Originally Posted by
hybridbkrdr
I mean at what cost or quality level does a bicycle go from being a BSO to a "real" bicycle? [...] But, other bicycles with Acera with disc brakes and suspension forks can sell for $600. So, where do you draw the line?
Or, is it more specific things like whether a bike has a threadless headset and cassette instead of a threaded headset and freewheel?
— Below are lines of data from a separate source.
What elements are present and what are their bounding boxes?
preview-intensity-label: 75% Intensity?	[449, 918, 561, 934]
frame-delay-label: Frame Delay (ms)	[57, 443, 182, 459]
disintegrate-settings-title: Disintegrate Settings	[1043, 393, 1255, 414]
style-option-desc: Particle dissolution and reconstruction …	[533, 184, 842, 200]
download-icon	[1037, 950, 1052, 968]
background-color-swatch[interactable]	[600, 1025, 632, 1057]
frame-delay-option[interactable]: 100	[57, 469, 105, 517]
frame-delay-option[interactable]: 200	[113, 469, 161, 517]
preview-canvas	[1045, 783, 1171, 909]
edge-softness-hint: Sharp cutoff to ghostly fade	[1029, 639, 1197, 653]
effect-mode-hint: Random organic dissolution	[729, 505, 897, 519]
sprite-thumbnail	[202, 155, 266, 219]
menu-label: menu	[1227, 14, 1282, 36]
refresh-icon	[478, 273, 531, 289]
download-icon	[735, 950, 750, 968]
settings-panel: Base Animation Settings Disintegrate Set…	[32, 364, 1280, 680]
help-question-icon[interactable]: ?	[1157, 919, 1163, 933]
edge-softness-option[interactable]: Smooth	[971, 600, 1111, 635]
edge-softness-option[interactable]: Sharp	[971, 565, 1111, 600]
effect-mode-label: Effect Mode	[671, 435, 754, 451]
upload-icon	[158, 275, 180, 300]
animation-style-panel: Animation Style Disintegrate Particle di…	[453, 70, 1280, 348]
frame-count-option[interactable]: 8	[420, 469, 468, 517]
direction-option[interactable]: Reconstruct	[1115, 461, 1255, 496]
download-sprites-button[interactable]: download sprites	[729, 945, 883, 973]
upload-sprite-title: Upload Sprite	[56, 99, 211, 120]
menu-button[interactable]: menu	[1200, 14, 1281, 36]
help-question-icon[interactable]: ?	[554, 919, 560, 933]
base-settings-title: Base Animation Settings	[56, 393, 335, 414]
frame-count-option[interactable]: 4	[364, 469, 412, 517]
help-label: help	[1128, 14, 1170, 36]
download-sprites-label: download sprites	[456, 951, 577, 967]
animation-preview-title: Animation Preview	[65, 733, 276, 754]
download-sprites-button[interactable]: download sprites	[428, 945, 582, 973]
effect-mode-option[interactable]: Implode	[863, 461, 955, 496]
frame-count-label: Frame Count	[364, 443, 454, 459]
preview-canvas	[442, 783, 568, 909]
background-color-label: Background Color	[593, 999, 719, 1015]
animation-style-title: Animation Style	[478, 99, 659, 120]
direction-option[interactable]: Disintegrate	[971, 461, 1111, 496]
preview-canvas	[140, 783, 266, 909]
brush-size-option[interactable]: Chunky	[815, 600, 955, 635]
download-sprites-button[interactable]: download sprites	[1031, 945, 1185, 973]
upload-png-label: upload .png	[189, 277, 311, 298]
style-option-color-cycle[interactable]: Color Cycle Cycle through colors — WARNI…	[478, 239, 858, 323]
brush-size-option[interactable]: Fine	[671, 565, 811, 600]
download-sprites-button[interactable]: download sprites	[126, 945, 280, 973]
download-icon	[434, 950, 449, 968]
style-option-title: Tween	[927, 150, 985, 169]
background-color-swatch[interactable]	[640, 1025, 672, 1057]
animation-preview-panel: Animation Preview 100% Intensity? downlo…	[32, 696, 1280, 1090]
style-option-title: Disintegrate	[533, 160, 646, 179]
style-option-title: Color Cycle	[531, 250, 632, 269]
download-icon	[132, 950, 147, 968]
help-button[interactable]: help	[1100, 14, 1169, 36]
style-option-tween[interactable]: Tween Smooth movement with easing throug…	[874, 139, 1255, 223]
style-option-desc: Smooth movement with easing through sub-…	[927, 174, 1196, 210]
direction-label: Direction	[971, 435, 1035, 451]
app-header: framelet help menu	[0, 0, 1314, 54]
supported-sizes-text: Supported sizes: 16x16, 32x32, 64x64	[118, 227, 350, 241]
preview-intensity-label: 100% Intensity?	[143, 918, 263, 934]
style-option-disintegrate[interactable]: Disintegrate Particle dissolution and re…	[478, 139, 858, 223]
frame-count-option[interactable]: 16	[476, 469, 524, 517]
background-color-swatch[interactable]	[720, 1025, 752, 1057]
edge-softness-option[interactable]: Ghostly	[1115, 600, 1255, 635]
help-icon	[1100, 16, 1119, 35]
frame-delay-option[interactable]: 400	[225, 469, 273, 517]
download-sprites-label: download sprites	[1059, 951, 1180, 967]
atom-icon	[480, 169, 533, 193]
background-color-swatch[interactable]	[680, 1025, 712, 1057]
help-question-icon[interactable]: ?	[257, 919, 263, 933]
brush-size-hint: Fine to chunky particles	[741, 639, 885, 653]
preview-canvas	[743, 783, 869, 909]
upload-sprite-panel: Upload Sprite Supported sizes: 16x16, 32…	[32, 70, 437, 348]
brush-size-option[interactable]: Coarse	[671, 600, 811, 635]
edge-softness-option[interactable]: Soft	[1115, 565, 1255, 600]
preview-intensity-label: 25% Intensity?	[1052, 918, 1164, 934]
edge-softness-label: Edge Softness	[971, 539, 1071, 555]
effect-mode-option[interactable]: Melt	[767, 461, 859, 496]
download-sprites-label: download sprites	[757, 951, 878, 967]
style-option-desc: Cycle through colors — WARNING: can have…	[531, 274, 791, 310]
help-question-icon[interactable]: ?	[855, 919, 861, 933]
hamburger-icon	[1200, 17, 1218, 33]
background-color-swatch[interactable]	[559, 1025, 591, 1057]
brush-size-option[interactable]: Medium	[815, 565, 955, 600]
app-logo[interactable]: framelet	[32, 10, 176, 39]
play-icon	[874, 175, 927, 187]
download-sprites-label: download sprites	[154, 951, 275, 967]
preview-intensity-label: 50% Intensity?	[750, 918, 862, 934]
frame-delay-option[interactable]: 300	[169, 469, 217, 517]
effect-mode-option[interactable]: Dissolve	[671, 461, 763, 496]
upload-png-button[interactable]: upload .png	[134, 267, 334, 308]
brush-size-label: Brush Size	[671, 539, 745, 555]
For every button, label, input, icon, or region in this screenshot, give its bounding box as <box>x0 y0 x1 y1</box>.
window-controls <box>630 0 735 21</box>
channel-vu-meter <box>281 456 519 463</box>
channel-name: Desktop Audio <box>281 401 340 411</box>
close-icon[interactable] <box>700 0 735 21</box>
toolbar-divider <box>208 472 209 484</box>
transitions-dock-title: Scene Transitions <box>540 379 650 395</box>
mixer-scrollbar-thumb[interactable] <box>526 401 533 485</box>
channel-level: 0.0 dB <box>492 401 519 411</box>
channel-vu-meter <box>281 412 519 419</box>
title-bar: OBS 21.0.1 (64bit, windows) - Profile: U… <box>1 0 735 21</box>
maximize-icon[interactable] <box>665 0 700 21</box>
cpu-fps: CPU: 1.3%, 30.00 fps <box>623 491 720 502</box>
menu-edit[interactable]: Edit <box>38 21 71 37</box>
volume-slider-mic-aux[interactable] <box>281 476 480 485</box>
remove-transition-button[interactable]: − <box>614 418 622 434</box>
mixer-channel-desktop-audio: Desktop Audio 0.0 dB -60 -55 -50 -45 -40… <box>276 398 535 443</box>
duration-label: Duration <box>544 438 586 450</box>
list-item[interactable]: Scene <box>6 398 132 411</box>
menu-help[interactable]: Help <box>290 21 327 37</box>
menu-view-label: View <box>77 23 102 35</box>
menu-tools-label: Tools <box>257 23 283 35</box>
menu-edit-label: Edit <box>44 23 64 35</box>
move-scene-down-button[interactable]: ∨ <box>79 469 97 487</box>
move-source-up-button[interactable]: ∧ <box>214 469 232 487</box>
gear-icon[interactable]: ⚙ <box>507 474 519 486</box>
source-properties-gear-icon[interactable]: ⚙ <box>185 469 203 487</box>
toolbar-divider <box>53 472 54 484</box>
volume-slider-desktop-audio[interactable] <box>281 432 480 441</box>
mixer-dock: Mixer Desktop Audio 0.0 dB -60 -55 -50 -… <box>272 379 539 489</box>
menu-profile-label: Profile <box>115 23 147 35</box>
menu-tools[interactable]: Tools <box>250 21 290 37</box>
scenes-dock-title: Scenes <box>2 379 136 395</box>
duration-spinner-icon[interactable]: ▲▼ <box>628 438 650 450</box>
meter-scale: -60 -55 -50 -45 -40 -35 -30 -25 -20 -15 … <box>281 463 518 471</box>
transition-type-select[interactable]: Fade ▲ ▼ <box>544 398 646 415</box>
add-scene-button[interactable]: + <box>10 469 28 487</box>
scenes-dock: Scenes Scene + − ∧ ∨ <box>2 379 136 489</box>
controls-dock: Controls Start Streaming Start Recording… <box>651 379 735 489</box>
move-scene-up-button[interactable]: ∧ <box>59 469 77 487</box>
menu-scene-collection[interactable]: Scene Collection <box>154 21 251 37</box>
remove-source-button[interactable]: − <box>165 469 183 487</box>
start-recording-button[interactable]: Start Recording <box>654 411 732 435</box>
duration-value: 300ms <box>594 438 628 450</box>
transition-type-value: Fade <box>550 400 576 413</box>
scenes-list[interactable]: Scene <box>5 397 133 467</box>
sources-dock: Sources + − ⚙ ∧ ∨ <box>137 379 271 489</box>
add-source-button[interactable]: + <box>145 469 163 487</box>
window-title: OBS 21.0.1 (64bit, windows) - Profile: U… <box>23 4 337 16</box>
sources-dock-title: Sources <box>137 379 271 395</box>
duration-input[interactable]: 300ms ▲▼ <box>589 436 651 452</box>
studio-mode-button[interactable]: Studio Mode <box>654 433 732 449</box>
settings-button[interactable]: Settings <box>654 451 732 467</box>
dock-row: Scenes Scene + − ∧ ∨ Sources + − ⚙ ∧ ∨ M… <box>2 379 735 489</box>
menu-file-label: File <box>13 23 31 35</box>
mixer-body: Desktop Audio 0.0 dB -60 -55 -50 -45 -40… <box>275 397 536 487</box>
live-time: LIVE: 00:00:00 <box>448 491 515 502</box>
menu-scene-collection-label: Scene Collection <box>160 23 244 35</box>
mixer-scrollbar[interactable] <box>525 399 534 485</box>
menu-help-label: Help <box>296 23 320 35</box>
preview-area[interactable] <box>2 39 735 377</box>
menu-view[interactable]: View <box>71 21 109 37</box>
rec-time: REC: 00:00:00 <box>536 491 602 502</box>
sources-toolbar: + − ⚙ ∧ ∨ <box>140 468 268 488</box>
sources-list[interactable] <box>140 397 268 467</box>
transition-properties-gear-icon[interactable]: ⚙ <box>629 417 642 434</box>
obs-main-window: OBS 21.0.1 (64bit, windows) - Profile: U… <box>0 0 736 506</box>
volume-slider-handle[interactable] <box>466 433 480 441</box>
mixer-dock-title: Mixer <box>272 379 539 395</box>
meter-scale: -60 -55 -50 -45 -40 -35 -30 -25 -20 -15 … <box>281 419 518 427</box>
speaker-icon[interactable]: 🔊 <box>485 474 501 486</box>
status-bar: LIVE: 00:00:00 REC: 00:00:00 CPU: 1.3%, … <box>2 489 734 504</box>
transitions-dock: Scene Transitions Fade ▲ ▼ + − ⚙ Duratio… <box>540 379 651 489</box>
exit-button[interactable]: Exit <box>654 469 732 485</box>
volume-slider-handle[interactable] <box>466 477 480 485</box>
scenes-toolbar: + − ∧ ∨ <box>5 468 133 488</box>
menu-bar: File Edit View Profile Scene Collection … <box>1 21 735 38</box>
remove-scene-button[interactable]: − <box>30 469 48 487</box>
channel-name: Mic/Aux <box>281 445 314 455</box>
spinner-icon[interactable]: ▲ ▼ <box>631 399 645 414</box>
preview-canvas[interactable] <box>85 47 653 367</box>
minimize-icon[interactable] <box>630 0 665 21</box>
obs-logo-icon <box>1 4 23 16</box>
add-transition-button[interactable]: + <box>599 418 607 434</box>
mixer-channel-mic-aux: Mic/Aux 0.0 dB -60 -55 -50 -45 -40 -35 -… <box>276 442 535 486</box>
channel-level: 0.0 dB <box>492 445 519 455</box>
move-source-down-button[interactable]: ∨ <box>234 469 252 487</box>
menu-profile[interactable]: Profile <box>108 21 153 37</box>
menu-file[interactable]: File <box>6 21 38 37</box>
I completely understand your question. I would say that if you can determine at a glance what the components are (make/model) then I say leans toward "real" bike, but by then you're guaranteed to 1) be a an LBS, 2) have that 1 in 1000 bike at a dept store that costs $300 plus (saw a bike at Target with SRAM X3 all over, Cane Creek headset. . asking $320 for it). For me though, I glance at one thing and one thing only:
Shifters. Trigger over GRIP/Revo. Ergo/STI/DoubleTap. Jury still out on MICROShift, but I have a feeling they're not terrible ( I wouldn't turn down a donor / evaluation set, for sure)
A lot of components at the lower price points (say, RD-2300 vs RD 3400 vs RD-4500) are basically the same and you're lesser quality finish, getting more steel instead of aluminum alloy.
Prefer minimum Altus or 2300 level (anything SRAM). Cassettes are better than freewheels. Prefer threadless headsets over threaded (1 1/8 sized just easier to work with now-a-days parts-wise), prefer cartridge bottom brackets over traditional cup and cone. Tektro brakes are fine. KMC chains are fine. Kenda tires are fine.
But all that is meaningless if the frame sucks. Good thing is, that's less or a probability. . at lower prices you'll get something closer to overbuilt than not, just heavy-ish.